Unfortunately, there is no definite formula for such
agreements. They depend on community initiative and the spirit of
reconciliation.

Not long after the Mabo decision, the Wik people from north
Queensland submitted a native title claim on land that was
already subject to pastoral leases. In 1996, the High Court, by a
narrow majority of 4-3, decided that pastoral leases did not
necessarily preclude native title rights. Essentially it meant
that native title rights could also exist over the same piece of
land as some non-exclusive pastoral leases. However, if there was
a conflict, the pastoral rights would prevail.

Many pastoralists regarded the High Court decision as unfair
because it created uncertainty. Instead, they wanted to have
rights as exclusive as freeholder title rights, thereby excluding
any Aboriginal access to the land.

Their dissatisfaction drove the Howard government to propose
amendments to the Native Title Act in what Howard referred to his
"10-point plan".

In the "10-point plan", Howard basically proposed that
pastoral leases should override native titles, but if the native
title claimants could prove that they had been dependent on the
land for their livelihood, they could apply for compensation.

Not only did the pastoralists express further dissatisfaction,
Aboriginal groups were outraged. Howard's "10-point plan" bill
became stuck in the Senate, where there was sufficient opposition
to block it.

While Australia still grapples with the concept of native
title rights and coexistence, Indonesian Hak Ulayat is well
recognized. It was first institutionalized in the colonial
Agrarian Act of 1870, and then after independence. It was further
strengthened by the Basic Agrarian Law of 1960.

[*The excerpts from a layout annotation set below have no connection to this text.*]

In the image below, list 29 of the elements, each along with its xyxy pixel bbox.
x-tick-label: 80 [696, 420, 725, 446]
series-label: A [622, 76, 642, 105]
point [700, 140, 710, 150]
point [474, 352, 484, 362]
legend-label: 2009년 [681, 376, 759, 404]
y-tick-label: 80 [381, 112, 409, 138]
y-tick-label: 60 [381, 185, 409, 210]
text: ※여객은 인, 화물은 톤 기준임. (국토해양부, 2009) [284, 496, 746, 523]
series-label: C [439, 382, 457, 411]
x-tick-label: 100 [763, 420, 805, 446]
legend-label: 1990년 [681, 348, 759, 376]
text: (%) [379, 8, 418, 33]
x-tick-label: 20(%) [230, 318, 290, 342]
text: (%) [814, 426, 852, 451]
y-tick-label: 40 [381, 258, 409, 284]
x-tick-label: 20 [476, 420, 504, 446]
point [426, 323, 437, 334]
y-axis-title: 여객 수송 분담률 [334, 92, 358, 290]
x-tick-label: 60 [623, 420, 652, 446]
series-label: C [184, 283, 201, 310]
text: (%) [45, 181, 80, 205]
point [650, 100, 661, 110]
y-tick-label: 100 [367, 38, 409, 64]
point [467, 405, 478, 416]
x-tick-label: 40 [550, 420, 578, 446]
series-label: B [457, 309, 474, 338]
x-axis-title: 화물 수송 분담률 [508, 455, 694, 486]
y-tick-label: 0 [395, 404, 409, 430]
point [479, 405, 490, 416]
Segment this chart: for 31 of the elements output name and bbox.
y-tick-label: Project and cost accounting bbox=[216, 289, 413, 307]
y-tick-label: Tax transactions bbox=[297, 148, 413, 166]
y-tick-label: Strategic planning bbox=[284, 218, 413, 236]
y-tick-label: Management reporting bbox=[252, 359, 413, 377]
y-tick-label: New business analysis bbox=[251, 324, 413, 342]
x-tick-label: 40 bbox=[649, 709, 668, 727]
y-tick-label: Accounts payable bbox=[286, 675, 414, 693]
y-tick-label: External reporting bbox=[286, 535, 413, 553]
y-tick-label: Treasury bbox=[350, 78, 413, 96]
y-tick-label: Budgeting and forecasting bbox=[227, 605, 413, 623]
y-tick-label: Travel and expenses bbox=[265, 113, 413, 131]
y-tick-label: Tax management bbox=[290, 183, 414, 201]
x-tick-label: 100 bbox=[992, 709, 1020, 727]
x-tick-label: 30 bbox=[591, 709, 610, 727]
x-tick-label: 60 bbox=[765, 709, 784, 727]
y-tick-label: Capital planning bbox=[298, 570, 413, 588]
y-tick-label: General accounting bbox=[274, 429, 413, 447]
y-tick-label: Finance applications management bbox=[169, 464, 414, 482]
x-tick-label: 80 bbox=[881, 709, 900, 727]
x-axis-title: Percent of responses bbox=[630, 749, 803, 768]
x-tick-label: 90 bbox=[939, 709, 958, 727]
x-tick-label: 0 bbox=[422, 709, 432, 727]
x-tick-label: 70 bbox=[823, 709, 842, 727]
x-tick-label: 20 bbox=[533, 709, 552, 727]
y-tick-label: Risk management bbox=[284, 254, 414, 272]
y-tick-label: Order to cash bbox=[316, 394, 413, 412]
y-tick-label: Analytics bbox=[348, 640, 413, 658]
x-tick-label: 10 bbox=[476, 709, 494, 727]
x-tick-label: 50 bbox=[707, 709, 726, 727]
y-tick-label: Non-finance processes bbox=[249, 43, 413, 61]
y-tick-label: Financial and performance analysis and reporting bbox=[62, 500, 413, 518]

The Agrarian Act of 1870 specified that a governor general had
no right to lease lands belonging to traditional communities, or
to take over lands that had been cultivated or used by
traditional communities. It was obvious here that the Dutch
colonial authorities recognized traditional ownership of lands
before their arrival.

It is important to note, however, that despite the existence
of Hak Ulayat, whenever there have been land right disputes in
Indonesia, solving them has not always been clearcut. For
instance, disputes can stem from doubts on whether a community
can still be regarded as a cohesive traditional community.
Another issue that is difficult to resolve is the payment of
compensation.

In the heart of native title problems is the inability, or at
least the reluctance, of modern society to coexist with
traditional communities. There is a tendency of the former to
dismiss the latter as historically irrelevant and economically a
nuisance.

In the case of Indonesia, assessing the problems is not
simple. But then, in Indonesia, nothing is ever simple.

The writer is a free-lance journalist based in Melbourne.